In 1792, William Carey, in a sermon to a gathering of Baptist ministers, supposedly said, “Expect Great things from God, attempt great things for God.” Unfortunately, history has no record of the rest of the content of that message. No one hit record on the camera. But there must have been a third point to his sermon. Every sermon has three points, you know. Unfortunately, the third line did not catch on, like the first two did, and has been lost.
Until I discovered it, yes, through exhaustive search, and prayer, and all sorts of other spiritual methods, I have uncovered the third line. What is that third line you may ask? Well, after Carey said, “expect great things from God, attempt great things for God,” he most assuredly said, “and prepare to face the fury of Hell.”
We know our adversary hates and wars against the kingdom of God. After 41 years of ministry in India, William Carey had only made 700 converts, according to Wikipedia’s count. He knew firsthand the wearing down from our enemy, and so to, will anyone who expects and attempts such great things for God.
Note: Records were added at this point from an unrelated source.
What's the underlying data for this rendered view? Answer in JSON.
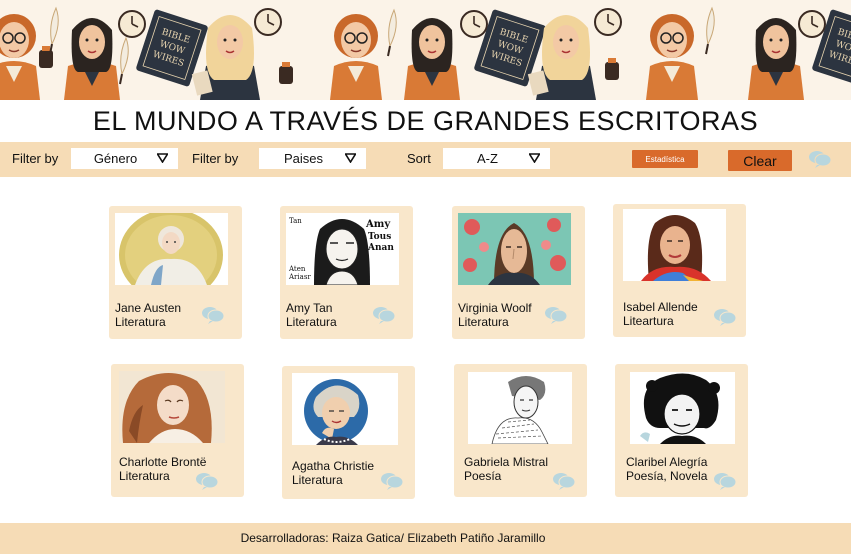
{
  "title": "EL MUNDO A TRAVÉS DE GRANDES ESCRITORAS",
  "banner": {
    "book_text": [
      "BIBLE",
      "WOW",
      "WIRES"
    ]
  },
  "toolbar": {
    "filter1_label": "Filter by",
    "filter1_value": "Género",
    "filter2_label": "Filter by",
    "filter2_value": "Paises",
    "sort_label": "Sort",
    "sort_value": "A-Z",
    "stats_label": "Estadística",
    "clear_label": "Clear"
  },
  "cards": [
    {
      "name": "Jane Austen",
      "genre": "Literatura",
      "portrait": "jane-austen-portrait"
    },
    {
      "name": "Amy Tan",
      "genre": "Literatura",
      "portrait": "amy-tan-portrait",
      "photo_text": [
        "Tan",
        "Amy",
        "Tous",
        "Anan",
        "Aten",
        "Ariasr"
      ]
    },
    {
      "name": "Virginia Woolf",
      "genre": "Literatura",
      "portrait": "virginia-woolf-portrait"
    },
    {
      "name": "Isabel Allende",
      "genre": "Liteartura",
      "portrait": "isabel-allende-portrait"
    },
    {
      "name": "Charlotte Brontë",
      "genre": "Literatura",
      "portrait": "charlotte-bronte-portrait"
    },
    {
      "name": "Agatha Christie",
      "genre": "Literatura",
      "portrait": "agatha-christie-portrait"
    },
    {
      "name": "Gabriela Mistral",
      "genre": "Poesía",
      "portrait": "gabriela-mistral-portrait"
    },
    {
      "name": "Claribel Alegría",
      "genre": "Poesía, Novela",
      "portrait": "claribel-alegria-portrait"
    }
  ],
  "footer": {
    "text": "Desarrolladoras: Raiza Gatica/ Elizabeth Patiño Jaramillo"
  },
  "colors": {
    "accent": "#d96a2b",
    "toolbar": "#f6dcb6",
    "card": "#f9e7cb",
    "chat": "#b8d6de"
  }
}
It is true of your Missouri Baptist Foundation. In our attempt to Advance the Gospel, I have never been faced with more struggle as I have had recently. When I was called to this role of leadership of the Foundation, I knew that this was the most strategic position I could give my life to. Turns out, I was right, but I was not prepared for the battle.
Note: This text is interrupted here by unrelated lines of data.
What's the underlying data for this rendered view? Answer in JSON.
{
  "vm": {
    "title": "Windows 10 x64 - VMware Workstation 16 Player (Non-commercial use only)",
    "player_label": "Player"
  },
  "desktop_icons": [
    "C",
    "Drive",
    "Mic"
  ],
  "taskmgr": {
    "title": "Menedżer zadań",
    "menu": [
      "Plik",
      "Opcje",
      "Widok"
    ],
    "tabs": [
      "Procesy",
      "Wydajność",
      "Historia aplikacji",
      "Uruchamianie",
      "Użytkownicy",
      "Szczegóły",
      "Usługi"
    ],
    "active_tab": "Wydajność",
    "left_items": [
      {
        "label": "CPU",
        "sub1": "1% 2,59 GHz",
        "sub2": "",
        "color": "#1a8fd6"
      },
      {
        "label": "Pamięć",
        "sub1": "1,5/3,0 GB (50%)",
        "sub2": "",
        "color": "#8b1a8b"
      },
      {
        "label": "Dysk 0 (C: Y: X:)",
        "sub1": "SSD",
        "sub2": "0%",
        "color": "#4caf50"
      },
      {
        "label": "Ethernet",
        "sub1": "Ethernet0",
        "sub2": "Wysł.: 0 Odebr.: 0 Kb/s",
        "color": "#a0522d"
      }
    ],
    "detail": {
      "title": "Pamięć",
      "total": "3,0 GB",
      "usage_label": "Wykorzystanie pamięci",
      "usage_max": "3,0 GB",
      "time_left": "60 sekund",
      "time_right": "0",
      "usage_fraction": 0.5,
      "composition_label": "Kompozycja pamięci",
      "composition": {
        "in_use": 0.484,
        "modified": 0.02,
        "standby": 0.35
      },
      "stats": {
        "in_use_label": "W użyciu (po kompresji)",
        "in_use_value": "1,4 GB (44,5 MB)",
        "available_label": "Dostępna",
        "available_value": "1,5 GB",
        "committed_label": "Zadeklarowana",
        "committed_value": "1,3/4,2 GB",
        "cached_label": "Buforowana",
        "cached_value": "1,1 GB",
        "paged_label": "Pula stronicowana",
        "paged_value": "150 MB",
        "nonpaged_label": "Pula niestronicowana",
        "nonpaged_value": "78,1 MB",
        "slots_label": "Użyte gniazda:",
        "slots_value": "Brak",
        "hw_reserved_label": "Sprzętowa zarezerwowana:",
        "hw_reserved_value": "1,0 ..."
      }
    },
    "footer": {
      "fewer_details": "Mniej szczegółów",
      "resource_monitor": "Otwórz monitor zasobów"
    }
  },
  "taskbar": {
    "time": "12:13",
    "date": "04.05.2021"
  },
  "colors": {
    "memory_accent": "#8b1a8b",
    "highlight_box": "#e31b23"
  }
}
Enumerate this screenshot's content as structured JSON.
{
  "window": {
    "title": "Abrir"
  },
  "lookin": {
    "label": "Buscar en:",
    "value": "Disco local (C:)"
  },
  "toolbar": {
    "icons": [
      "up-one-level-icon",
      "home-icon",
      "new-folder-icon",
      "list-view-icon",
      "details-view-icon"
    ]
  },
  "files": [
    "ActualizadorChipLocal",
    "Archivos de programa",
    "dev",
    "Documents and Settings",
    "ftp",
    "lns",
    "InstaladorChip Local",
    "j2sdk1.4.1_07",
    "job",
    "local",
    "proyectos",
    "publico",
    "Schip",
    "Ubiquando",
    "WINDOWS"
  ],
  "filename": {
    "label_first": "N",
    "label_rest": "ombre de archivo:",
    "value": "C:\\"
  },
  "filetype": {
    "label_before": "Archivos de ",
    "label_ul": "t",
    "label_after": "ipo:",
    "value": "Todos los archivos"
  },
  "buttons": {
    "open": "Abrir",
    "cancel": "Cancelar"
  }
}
We began the last year with a kingdom advancing impact investment. We purchased a piece of lakefront property, a campground out of foreclosure. Within 60 days, the first pandemic in a 100 years hit the Western world. Our cruise ship, restaurant, hotel rolled into one investment was decimated as summer groups did not come to camp.
Then, as we became increasingly dissatisfied with our investments’ financial return, as the managers began to fail to meet benchmarks, we believed it was time for a change. Our calling as institutional investors must be to not only avoid morally corrupt investments <screening out evil> but to invest in a way that makes the world rejoice <screening in good> . While doing so, we were caught with a high exposure to cash during one of the most significant market gains in modern history.
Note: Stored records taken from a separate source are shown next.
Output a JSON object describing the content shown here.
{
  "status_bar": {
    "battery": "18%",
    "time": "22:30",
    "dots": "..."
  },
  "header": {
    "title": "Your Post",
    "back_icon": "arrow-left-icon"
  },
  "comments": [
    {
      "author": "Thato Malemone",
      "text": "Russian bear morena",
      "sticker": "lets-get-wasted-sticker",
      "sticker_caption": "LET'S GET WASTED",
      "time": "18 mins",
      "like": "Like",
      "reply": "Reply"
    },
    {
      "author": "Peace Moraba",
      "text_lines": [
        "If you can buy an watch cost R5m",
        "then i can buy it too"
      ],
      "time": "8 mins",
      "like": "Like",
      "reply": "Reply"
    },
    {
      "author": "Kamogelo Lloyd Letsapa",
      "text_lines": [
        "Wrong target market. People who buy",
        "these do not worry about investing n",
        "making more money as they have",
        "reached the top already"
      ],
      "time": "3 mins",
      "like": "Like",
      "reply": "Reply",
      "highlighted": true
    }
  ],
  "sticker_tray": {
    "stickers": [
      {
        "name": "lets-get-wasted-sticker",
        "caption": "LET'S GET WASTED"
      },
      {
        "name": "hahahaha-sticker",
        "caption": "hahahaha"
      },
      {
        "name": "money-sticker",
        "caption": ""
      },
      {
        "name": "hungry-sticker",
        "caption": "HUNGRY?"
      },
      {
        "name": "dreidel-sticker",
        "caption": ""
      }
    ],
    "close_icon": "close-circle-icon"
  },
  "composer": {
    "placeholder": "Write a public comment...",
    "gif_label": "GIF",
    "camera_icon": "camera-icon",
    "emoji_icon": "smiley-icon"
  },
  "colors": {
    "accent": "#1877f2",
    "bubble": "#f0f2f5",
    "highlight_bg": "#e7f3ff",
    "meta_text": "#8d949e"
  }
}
Then, the pandemic affected our personnel and staffing structure in ways I did not anticipate, as several found other opportunities for work, which has forced us to look for new team members. My experience of leading “creative” peoples has not always translated well in attempting to lead accountants. Add to that some unexpected failures in new staff, have left us short-handed, again, a problem we have faced the last three years.
Now, I do not want to blame our troubles solely on “the devil” as CS Lewis rightly points out,
“There are two equal and opposite errors into which our race can fall about the devils. One is to disbelieve in their existence. The other is to believe and to feel an excessive and unhealthy interest in them. They themselves (the devils) are equally pleased by both errors and hail a materialist or a magician with the same delight.”
Too often, we encourage one another that all is well, we are winning the battle, and our victories are sure. However, we must understand we are in a war for people’s souls. Christ’s victories are sure, but not necessarily ours. Can I repeat that again – Christ’s victory is assured, but not necessarily ours.
All of which is why Easter is so great. The victory has already been won.
So in conclusion (from 2 Corinthians 4:8-18, ESV): “We are afflicted in every way, but not crushed; perplexed, but not driven to despair; persecuted, but not forsaken; struck down, but not destroyed.
“And we do not lose heart. Though our outer self is wasting away, our inner self is being renewed day by day. For this light momentary affliction is preparing for us an eternal weight of glory beyond all comparison, as we look not to the things that are seen but to the things that are unseen. For the things that are seen are transient, but the things that are unseen are eternal.”